Drawing students display work

In August the House of Culture sponsored a drawing class for young people from nine to seventeen called “Drawing the Right Way”. This week visitors can see the contrast between their first attempts and the images they were able to reproduce after just ten classes. Today News Five spoke with some of the students and their teacher, artist Charles Chavannes.
Samir Rosado, 12 Years Old
I just draw out of my imagination but I thought that I could not do it. But my dad told me about the class and I said well this is an opportunity for me. So now I can look back at my drawing and I can clearly see that my left brain was doing that drawing and the right brain did the last drawing that I did.
Hopefully I will get an occupation in drawing like architecture or something like that.”

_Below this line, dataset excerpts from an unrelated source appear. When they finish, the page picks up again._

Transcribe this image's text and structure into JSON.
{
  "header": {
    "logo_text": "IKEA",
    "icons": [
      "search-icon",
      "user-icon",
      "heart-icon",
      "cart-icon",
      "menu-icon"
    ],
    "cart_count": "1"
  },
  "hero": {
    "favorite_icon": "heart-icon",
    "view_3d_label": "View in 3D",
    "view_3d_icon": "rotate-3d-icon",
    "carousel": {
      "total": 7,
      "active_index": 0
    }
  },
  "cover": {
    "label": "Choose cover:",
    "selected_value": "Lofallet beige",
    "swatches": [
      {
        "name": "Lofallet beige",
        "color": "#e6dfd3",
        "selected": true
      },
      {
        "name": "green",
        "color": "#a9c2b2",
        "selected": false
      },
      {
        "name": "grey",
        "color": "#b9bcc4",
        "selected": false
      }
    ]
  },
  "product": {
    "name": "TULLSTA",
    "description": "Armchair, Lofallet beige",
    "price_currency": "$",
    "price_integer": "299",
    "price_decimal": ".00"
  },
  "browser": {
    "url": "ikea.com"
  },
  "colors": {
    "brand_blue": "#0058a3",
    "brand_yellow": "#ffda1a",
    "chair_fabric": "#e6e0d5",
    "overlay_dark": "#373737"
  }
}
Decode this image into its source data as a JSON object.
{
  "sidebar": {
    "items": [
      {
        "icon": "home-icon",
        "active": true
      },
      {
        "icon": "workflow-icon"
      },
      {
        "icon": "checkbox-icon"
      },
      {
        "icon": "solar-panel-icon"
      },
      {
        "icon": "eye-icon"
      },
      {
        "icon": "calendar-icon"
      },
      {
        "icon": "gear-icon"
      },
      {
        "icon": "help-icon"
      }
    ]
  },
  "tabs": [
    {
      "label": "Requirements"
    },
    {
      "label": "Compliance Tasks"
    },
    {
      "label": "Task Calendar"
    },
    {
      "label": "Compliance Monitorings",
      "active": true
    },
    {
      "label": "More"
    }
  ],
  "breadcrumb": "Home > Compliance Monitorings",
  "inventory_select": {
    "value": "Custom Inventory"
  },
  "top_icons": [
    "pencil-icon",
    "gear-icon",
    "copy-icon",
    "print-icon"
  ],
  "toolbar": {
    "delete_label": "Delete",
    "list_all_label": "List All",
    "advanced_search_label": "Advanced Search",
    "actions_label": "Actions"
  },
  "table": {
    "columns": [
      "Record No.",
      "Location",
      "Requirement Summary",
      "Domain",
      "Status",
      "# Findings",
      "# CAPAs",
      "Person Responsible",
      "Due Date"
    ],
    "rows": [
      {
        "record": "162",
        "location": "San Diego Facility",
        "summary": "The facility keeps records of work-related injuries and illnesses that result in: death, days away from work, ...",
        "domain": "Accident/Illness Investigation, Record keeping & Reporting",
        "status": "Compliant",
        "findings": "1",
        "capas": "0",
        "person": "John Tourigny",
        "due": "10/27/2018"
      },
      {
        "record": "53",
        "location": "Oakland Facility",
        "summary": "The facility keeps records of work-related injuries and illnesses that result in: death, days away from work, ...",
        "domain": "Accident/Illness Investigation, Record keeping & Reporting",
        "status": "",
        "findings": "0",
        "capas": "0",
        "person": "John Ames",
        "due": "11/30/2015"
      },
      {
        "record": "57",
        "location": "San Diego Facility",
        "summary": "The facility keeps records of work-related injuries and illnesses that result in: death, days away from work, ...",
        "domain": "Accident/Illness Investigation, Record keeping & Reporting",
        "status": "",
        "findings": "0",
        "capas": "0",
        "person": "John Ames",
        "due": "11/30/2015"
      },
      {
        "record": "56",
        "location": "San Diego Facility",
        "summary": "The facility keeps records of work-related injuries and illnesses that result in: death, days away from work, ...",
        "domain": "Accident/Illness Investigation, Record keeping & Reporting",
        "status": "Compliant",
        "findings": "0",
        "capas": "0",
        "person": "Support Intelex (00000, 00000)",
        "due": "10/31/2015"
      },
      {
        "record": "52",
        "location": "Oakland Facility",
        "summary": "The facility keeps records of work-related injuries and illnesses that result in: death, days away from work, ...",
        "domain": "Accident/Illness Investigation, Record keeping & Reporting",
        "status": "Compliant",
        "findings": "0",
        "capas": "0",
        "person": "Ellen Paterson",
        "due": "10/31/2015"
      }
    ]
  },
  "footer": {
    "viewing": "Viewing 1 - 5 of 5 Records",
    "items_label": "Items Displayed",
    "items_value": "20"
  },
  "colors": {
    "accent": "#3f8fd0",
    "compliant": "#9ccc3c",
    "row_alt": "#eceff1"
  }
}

Charles Chavannes, Artist/Instructor
“The left half of your brain is the half that controls speech and basically it also controls all of our symbols, the “Is” and the little pre-instruction drawings that kids do as symbols. People and things that they drew were not really the way these things looked but the left half of the brain stored these symbols. And they will draw that same object over and over again.
But what I got them to do by learning how to see is to replace these things with the proper things. For instance if they had to draw a human eye they would not draw a symbol of an eye, which is the common symbol that everybody draws that looks like a cockroach, they’d draw what they see.”
Stacy Tewes, 17 Years Old
“The more I drew I began to replace the symbol of what I thought was there by what was really there by analyzing what I wanted to draw more closely and looking for details. After a while it becomes as easy as writing or in a different language.”
If your child would like to attend the next drawing class for high school students, it is scheduled to begin October seventh. Contact the House of Culture for more information. The House of Culture is a community center which promotes the artistic and literary creativity of members of the community. Later this week, some senior citizens will be treated to an afternoon of music by Mr. Peters and his Boom and Chime Band.